Dann änderten die ForscherInnen die synaptische Plastizität der Granularzelle. Sie stimulierten das einzelne präsynaptische Terminal, so dass es eine Sekunde lang mit hoher Frequenz feuerte. Das löst posttetanische Potenzierung aus, und das Bild ändert sich. Die Granularzelle wird zum vollen Detonator: Ein einzelnes Aktionspotenzial bringt das CA3 Neuron zum Feuern. Peter Jonas erklärt die Bedeutung der Studie: „Es wird generell angenommen, dass einzelne Synapsen im Gehirn schwach sind, und Dutzende bis Hunderte Eingänge integriert werden müssen um ein Neuron zu aktivieren. Die vorliegende Studie stellt diese Ansicht in Frage, in dem sie zeigt, dass volle Detonatoren im Gehirn existieren. Das hat wichtige Auswirkungen für höhergradige Berechnungen in diesem Schaltkreis.”

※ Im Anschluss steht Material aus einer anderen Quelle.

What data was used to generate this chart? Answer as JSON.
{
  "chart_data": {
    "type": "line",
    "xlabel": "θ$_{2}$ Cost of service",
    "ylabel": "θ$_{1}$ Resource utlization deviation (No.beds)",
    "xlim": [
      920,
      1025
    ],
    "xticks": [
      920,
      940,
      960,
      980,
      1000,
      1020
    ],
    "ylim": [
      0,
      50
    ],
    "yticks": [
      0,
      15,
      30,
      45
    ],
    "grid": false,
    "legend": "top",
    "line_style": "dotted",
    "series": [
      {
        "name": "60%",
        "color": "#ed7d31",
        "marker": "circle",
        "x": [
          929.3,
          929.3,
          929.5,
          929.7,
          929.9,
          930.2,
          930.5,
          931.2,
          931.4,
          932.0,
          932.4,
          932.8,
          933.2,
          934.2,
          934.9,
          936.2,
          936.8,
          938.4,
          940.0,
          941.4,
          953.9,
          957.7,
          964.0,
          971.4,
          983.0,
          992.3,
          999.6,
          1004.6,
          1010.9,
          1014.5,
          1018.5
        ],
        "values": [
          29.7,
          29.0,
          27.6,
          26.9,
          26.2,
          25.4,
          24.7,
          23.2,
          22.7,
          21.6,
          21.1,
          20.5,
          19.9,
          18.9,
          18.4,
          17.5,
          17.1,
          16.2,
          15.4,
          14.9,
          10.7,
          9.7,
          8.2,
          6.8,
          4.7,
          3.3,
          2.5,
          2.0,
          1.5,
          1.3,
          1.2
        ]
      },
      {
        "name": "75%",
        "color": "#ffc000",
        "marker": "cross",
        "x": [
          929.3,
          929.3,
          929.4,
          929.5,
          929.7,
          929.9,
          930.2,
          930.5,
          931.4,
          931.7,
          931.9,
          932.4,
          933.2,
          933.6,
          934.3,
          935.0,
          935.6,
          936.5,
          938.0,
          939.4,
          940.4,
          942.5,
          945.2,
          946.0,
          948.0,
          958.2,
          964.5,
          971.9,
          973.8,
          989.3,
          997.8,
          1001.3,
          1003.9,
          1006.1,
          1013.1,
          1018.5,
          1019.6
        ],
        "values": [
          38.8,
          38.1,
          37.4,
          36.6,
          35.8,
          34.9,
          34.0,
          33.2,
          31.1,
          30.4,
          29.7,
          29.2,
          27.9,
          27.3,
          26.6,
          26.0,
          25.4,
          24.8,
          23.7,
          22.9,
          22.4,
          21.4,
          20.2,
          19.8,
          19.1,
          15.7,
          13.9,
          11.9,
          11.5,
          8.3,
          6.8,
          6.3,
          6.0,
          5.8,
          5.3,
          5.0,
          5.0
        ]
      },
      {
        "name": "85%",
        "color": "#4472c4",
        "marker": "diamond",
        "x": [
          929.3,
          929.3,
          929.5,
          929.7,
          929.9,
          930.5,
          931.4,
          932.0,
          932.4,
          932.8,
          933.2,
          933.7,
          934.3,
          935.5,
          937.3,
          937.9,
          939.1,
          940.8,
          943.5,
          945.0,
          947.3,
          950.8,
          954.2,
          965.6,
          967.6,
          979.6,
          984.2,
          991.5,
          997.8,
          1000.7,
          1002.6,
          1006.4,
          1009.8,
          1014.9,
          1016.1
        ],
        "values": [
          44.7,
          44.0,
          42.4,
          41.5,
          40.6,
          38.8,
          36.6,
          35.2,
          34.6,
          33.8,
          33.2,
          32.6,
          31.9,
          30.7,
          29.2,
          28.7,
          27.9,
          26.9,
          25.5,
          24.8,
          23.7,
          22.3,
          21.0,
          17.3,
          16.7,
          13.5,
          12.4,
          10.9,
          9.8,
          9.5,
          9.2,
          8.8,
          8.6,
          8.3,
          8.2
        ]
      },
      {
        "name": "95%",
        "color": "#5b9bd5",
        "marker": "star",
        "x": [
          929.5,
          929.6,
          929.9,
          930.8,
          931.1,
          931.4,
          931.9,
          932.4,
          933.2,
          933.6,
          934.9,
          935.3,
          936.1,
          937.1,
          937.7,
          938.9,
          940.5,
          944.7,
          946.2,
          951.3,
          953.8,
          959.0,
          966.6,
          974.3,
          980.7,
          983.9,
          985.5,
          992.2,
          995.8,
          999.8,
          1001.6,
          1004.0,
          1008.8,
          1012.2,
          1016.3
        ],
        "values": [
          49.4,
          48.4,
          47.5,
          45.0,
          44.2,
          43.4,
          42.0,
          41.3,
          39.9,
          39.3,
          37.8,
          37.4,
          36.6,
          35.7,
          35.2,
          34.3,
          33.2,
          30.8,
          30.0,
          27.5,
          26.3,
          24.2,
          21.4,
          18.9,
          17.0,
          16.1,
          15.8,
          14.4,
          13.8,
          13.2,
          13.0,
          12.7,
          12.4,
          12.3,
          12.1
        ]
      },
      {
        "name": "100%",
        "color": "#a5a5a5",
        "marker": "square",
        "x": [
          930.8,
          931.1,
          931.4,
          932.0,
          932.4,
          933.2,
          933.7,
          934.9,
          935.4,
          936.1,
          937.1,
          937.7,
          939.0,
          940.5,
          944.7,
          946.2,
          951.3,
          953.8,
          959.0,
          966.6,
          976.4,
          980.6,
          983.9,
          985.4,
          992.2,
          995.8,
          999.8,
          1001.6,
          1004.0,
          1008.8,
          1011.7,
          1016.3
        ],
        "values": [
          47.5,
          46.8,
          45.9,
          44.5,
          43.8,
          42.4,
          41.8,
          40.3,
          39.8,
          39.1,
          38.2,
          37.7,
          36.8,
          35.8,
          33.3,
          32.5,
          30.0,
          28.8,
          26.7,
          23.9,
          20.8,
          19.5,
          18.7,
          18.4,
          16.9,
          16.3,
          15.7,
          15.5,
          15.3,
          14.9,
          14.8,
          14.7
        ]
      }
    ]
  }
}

Synaptische Kurzzeitplastizität in der Form von posttetanischer Potenzierung ruft an der untersuchten Synapse einen Wechsel in der Berechnung hervor. Diese Veränderung ist anhaltend, und dauert einige zehntel Sekunden. Das kann wesentlich sein für Kodierung, Aufbewahrung und Abruf von Information im Netzwerk aus Granularzellen und CA3 Neuronen, wie Nicholas Vyleta hervorhebt: „Eine einzige hippokampale Moosfaser-Synapse kann nach aktivitätsabhängiger Steigerung der Transmitterfreisetzung ein Aktionspotential in einem postsynaptischen Pyramidenneuron produzieren. Dieser Wechsel in der Berechnung könnte es einem einzigen Stück hochspezifischer Information erlauben, vom Gyrus dentatus durch die hippokampale Formation übertragen zu werden, und könnte die Basis für Informationsverarbeitung durch Musterseparation in diesem Schaltkreis bilden.“
Die Studie erschien in eLife, einem Open Access Journal für die Lebenswissenschaften und Biomedizin. Das Journal wird vom Howard Hughes Medical Institute, der Max-Planck-Gesellschaft und dem Wellcome Trust unterstützt. Für Carolina Borges-Merjane und Nicholas Vyleta bietet es einige Vorteile, ihre neuen Ergebnisse in diesem Open Access Journal zu publizieren: „Unsere Arbeit in eLife zu publizieren steigert den Einfluss unserer Forschung und ihre Verfügbarkeit für andere Wissenschaftlerinnen und Wissenschaftler. eLife ist bereits als zuverlässiges Journal mit effizientem Peer Review von Wissenschaftlerinnen und Wissenschaftlern aus vielen Feldern bekannt. Unsere Erfahrungen mit Reviewern und dem Editor waren fair, effizient und ihre Kommentare sehr konstruktiv. Außerdem ist das Journal frei zugänglich, nicht nur für andere Wissenschaftlerinnen und Wissenschaftler, sondern für die Allgemeinheit, auch unsere Familien.”